Many of our ancestors had special sites for cutting flowers. I suppose they not only took time to smell the roses, but brought them indoors for enjoyment.
The garden dedicated to cutting was usually behind the house and perhaps enclosed in a picket fence. When the flowers were cut, their removal did not detract from the overall landscape.
Today most of us don't have room for a cutting garden, but we can create an integrated garden. In other words we can pack favorite cut flowers in the mixed border. Group perennials and annuals for cutting in with other annuals and perennials for color. Add woody evergreens to give year-round appeal.
Plant in bold drifts, using several plants together so they appear as a single group when they mature.
When choosing flowers, start with your favorites and those that have proven their adaptability for the climates of the South. Zinnias are among the best with bold colors and flowers shapes to please just about anyone.
Annuals or double-flowered marigolds like Discovery, Voyager, Antigua and Marvel are nice choices.
Perennials' increased popularity offers us some of the best cut flowers. You can't beat the purple coneflowers, black-eyed Susans, garden phlox or liatris.
Trees and shrubs also can be important cut flowers. The buddleia or butterfly bush is gaining recognition as a cut flower. Once cut, it flushes with a new set of blooms. The vitex or lilac chaste tree gives excellent blue cut flowers.
The real queen of cut flowers is the rose. Long stem hybrid teas like French Perfume, Mister Lincoln or Perfect Moment make beautiful cut arrangements, as do antique roses.
Cut flowers are the reward of working the soil, so you want to get the most of those flowers in the vase. Conditioning these flowers before placing in the vase can lengthen their life.
Most flowers like to be conditioned in 100 to 110 degree water.
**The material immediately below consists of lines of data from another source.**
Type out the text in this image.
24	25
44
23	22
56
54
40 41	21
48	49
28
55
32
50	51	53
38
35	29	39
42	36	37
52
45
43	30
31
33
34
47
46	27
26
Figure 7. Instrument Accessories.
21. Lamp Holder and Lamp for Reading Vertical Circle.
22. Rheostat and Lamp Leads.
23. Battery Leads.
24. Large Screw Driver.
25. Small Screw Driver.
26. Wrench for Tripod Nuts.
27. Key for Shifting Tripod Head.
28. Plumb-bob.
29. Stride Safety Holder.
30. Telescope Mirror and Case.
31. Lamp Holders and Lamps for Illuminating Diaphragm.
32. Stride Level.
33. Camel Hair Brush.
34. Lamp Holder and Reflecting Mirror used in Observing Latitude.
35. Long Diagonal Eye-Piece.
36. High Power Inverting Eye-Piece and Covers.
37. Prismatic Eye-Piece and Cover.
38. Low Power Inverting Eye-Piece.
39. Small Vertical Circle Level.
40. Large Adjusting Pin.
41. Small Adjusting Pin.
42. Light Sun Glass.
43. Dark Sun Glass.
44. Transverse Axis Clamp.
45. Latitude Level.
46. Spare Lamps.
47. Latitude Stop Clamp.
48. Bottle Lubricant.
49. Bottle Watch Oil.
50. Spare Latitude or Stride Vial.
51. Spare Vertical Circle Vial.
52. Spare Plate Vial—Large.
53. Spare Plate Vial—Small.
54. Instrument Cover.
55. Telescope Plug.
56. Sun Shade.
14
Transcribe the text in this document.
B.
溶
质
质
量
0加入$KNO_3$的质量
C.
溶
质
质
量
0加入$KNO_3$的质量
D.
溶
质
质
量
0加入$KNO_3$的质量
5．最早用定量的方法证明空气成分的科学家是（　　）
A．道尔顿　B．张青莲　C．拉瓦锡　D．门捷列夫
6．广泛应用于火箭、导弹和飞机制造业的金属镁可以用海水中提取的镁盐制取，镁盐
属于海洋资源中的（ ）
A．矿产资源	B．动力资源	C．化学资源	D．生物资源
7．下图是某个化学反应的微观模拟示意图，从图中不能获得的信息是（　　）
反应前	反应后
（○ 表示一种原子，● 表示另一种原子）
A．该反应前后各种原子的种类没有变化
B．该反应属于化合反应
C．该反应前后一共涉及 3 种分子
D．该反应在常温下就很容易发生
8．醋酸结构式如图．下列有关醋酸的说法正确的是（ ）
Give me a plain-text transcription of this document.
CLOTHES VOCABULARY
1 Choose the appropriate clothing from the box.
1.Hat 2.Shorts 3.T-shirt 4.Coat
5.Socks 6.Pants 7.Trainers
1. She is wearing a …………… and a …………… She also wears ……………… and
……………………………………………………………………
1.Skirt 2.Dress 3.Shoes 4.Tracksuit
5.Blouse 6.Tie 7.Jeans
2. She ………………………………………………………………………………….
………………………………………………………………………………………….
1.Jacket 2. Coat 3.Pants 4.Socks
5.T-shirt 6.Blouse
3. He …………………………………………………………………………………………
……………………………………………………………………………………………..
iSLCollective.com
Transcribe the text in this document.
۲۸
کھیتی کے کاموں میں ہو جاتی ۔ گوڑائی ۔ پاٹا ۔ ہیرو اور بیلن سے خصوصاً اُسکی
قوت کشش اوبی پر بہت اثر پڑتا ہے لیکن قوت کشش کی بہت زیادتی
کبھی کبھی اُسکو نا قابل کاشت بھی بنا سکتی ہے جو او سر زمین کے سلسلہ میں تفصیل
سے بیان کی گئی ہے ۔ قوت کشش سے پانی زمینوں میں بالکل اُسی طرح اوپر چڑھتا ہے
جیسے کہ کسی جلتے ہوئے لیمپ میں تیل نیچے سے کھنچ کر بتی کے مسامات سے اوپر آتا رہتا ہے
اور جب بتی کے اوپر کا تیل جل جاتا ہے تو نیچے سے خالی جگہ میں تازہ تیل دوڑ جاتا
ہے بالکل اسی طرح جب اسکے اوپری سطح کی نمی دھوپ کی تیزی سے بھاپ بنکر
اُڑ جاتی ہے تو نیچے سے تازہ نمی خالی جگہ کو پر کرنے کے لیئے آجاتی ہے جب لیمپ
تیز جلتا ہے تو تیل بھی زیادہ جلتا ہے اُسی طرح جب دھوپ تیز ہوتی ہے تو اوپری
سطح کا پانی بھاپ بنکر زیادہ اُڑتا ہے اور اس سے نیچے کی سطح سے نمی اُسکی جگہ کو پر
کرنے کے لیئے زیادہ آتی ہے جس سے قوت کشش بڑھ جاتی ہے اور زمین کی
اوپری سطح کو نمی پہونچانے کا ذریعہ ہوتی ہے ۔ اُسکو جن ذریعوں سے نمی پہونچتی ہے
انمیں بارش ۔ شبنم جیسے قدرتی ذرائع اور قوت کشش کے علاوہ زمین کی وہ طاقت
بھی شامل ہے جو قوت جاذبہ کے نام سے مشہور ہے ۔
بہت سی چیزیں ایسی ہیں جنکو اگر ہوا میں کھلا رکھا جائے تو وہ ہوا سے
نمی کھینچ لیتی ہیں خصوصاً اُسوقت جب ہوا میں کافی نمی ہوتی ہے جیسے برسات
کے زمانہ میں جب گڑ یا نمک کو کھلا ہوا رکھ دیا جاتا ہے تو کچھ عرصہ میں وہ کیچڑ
The warm water is taken quickly into the stems. Hot water works for tree and shrub cuttings, and cool water for ferns and spring-flowering bulbs. Experiment some with your flowers.
Some flowers wilt very easily, but there is a little trick that will surprise you with how well it works.
I fill an old aquarium with the proper temperature water and cover it with a board having several 3/4 inch holes. A large pickle jar covered by cardboard with holes also works. Place the flowers through the holes, resting the petals on the board. The petals flatten out and the stems regain their stiffness.
Floral preservatives bought at garden centers and florists also can lengthen your vase life.
With roses, don't forget that when you harvest, you are actually pruning for the next flush of flowers and for the shape and health of the plant. Cut back to a bud with five to seven leaflets and when possible, choose a bud facing outward.
Strip the rose of its foliage and thorns and condition in warm water. Re-cut the stem another inch from the base while holding under water.
Cut flowers are the reward of gardening, so choose the right flowers and condition them for the vase, and their time of enjoyment will be extended.